Eine hoch aktive MS ist definiert durch: ≥ 1 Schub innerhalb der letzten 12 Monate, ≥ 2 Schübe innerhalb der letzten 24 Monate oder ≥ 3 neue T2-Läsionen oder ≥ 1 neue Gadolinium aufnehmende (Gd+) Läsion in einem Folge-MRT. Eine hocheffektive Immuntherapie sollte bereits als Erstlinienbehandlung eingesetzt werden, wenn

  • Eine hohe Schubaktivität vorliegt (≥ 1 Schub innerhalb der letzten 12 Monate, ≥ 2 Schübe innerhalb der letzten 24 Monaten oder ≥ 3 neue T2-Läsionen oder ≥ 1 neue Gd+-Läsion in einem Folge-MRT
  • Schübe mit deutlicher Behinderungszunahme assoziiert sind bzw. eine schnelle Behinderungsprogression besteht
  • Bei hoher Herdlast bzw. Herden mit Risiko von schneller Behinderungszunahme (infratentoriell, spinal)

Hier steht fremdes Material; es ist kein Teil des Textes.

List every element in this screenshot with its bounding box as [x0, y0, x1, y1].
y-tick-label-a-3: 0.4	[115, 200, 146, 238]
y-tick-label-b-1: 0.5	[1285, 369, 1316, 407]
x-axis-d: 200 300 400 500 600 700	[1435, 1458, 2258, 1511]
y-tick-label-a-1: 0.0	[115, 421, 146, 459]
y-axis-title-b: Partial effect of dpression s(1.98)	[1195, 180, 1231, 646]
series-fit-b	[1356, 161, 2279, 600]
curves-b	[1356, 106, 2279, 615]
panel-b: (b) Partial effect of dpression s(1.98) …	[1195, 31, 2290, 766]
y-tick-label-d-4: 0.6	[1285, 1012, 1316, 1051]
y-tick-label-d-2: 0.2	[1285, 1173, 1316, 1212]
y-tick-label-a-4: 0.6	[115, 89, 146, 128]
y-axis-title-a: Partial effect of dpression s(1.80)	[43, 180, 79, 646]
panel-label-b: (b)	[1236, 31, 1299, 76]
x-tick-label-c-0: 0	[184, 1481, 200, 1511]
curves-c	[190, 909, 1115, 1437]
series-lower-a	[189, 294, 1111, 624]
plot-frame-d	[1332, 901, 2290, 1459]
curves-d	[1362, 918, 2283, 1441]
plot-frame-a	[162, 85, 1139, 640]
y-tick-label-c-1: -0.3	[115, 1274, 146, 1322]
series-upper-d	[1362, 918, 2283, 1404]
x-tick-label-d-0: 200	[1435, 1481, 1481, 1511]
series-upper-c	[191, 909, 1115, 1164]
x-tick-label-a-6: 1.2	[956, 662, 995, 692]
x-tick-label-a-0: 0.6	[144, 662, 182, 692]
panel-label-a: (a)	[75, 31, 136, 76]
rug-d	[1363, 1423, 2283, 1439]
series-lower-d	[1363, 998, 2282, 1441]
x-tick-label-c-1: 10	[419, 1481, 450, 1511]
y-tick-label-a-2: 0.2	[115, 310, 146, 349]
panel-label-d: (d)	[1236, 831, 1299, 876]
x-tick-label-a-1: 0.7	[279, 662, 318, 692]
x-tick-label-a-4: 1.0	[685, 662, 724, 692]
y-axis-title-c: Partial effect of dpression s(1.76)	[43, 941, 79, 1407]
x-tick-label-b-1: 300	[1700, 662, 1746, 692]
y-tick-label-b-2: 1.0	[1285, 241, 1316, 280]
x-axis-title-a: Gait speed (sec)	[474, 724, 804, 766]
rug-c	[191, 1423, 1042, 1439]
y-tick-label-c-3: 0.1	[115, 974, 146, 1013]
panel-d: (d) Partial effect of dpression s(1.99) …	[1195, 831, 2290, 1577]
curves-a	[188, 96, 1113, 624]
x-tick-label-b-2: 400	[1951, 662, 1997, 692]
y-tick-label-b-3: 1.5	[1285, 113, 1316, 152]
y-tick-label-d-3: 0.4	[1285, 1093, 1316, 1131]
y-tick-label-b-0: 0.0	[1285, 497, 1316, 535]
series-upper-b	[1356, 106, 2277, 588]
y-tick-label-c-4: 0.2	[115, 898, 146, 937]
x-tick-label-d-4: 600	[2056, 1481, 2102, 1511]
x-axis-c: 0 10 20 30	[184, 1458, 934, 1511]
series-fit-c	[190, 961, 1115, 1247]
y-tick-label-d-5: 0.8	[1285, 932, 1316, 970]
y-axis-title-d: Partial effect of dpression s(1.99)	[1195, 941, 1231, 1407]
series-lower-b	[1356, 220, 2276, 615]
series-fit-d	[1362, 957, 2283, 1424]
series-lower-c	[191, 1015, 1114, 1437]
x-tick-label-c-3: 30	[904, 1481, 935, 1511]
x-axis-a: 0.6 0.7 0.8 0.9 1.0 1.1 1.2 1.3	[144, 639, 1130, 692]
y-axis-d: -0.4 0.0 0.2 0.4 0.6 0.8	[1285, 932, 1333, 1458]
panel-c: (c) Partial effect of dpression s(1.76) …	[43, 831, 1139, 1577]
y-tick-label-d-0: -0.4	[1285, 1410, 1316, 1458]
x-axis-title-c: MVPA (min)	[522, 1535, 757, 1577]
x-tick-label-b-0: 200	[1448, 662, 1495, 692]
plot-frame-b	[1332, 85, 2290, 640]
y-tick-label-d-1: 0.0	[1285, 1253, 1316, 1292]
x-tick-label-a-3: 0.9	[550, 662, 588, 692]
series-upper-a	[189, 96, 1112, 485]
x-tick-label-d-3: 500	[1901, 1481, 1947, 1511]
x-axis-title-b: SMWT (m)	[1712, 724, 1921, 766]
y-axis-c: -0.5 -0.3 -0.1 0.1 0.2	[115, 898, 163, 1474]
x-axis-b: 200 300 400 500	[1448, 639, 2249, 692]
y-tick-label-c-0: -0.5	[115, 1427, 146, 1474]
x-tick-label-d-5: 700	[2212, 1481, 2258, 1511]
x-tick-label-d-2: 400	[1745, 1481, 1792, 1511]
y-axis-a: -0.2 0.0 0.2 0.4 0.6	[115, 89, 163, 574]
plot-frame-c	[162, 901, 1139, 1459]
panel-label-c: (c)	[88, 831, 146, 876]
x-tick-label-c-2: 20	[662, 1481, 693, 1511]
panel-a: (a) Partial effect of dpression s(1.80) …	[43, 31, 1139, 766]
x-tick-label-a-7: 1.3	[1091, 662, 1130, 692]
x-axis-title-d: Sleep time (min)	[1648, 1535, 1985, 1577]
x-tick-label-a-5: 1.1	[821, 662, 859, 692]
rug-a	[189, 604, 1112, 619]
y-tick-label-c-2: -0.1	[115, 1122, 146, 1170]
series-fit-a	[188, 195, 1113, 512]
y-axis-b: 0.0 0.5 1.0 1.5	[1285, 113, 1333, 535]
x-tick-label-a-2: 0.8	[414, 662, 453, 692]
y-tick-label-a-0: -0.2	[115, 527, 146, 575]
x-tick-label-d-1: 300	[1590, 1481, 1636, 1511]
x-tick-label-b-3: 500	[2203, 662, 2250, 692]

Die Einleitung einer hocheffektiven Immuntherapie hat verschiedene Vorteile. So zeigen mehrere retrospektive Kohortenstudien, dass durch eine frühe hochaktive Immuntherapie das Risiko reduziert wird, dass es relativ rasch zu einer sekundär-chronisch progredienten MS kommt [1]. Auch die Behinderungsprogression wird bei einer früheren hochaktiven Therapie gegenüber einer späteren Eskalation positiv beeinflusst [15]. In dieser retrospektiven Arbeit aus dem MSBase-Register sowie dem schwedischen MS-Register erfolgte ein Vergleich der Langzeitbehinderung zwischen Patienten, bei denen die Behandlung innerhalb von zwei Jahren nach Erkrankungsbeginn begonnen wurde, mit Patienten, bei denen nach vier bis sechs Jahren eine hochwirksame Therapie initiiert wurde. Es zeigte sich eine geringere kumulative Wahrscheinlichkeit einer Behinderungszunahme nach Beginn einer hochaktiven Behandlung (HR 0,34; KI 0,23–0,51; p < 0,0001) [15]. Der EDSS lag nach sechs Jahren in der frühen Behandlungsgruppe bei 2,2 (SD 1,6) vs. 2,9 (SD 1,8) in der späten Behandlungsgruppe (p < 0,0001) [15]. Prospektive Studien, die eine frühe hocheffektive Therapiestrategie untersuchen, laufen gegenwärtig und werden in den nächsten Jahren die bisher bestehende Evidenz basierend auf retrospektiven Registererhebungen verbessern.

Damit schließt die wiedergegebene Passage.